NDSS

C^2SR: Cybercrime Scene Reconstruction for Post-mortem Forensic Analysis

Yonghwi Kwon (University of Virginia), Weihang Wang (University at Buffalo, SUNY), Jinho Jung (Georgia Institute of Technology), Kyu Hyung Lee (University of Georgia), Roberto Perdisci (Georgia Institute of Technology and University of Georgia)

Cybercrime scene reconstruction that aims to reconstruct a previous execution of the cyber attack delivery process is an important capability for cyber forensics (e.g., post mortem analysis of the cyber attack executions). Unfortunately, existing techniques such as log-based forensics or record-and-replay techniques are not suitable to handle complex and long-running modern applications for cybercrime scene reconstruction and post mortem forensic analysis. Specifically, log-based cyber forensics techniques often suffer from a lack of inspection capability and do not provide details of how the attack unfolded. Record-and-replay techniques impose significant runtime overhead, often require significant modifications on end-user systems, and demand to replay the entire recorded execution from the beginning. In this paper, we propose C^2SR, a novel technique that can reconstruct an attack delivery chain (i.e., cybercrime scene) for post-mortem forensic analysis. It provides a highly desired capability: interactable partial execution reconstruction. In particular, it reproduces a partial execution of interest from a large execution trace of a long-running program.

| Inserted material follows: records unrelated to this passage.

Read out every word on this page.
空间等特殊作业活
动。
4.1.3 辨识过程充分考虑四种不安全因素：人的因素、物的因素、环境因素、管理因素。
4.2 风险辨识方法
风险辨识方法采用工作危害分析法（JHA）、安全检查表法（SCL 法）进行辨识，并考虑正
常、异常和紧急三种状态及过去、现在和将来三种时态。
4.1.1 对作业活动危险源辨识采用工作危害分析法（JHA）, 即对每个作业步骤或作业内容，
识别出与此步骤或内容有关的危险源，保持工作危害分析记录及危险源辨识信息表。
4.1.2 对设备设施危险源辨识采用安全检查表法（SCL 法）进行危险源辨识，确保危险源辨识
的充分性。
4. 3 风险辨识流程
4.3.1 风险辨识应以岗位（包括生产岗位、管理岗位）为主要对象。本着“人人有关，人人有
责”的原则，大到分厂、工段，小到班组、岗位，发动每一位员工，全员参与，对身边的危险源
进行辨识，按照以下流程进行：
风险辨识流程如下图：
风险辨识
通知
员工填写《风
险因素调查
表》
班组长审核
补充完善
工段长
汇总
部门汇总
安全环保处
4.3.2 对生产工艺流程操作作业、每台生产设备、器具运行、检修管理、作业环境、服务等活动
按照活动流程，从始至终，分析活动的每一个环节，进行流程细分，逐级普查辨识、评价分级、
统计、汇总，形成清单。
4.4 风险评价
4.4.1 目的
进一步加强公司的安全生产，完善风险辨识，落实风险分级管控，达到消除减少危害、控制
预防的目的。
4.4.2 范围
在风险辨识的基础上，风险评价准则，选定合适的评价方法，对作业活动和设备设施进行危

The reconstructed execution is also interactable, allowing forensic analysts to leverage debugging and analysis tools that did not exist on the recorded machine. The key intuition behind C^2SR is partitioning an execution trace by resources and reproducing resource accesses that are consistent with the original execution. It tolerates user interactions required for inspections that do not cause inconsistent resource accesses. Our evaluation results on 26 real-world programs show that C^2SR has low runtime overhead (less than 5.47%) and acceptable space overhead. We also demonstrate with four realistic attack scenarios that C^2SR successfully reconstructs partial executions of long-running applications such as web browsers, and it can remarkably reduce the user's efforts to understand the incident.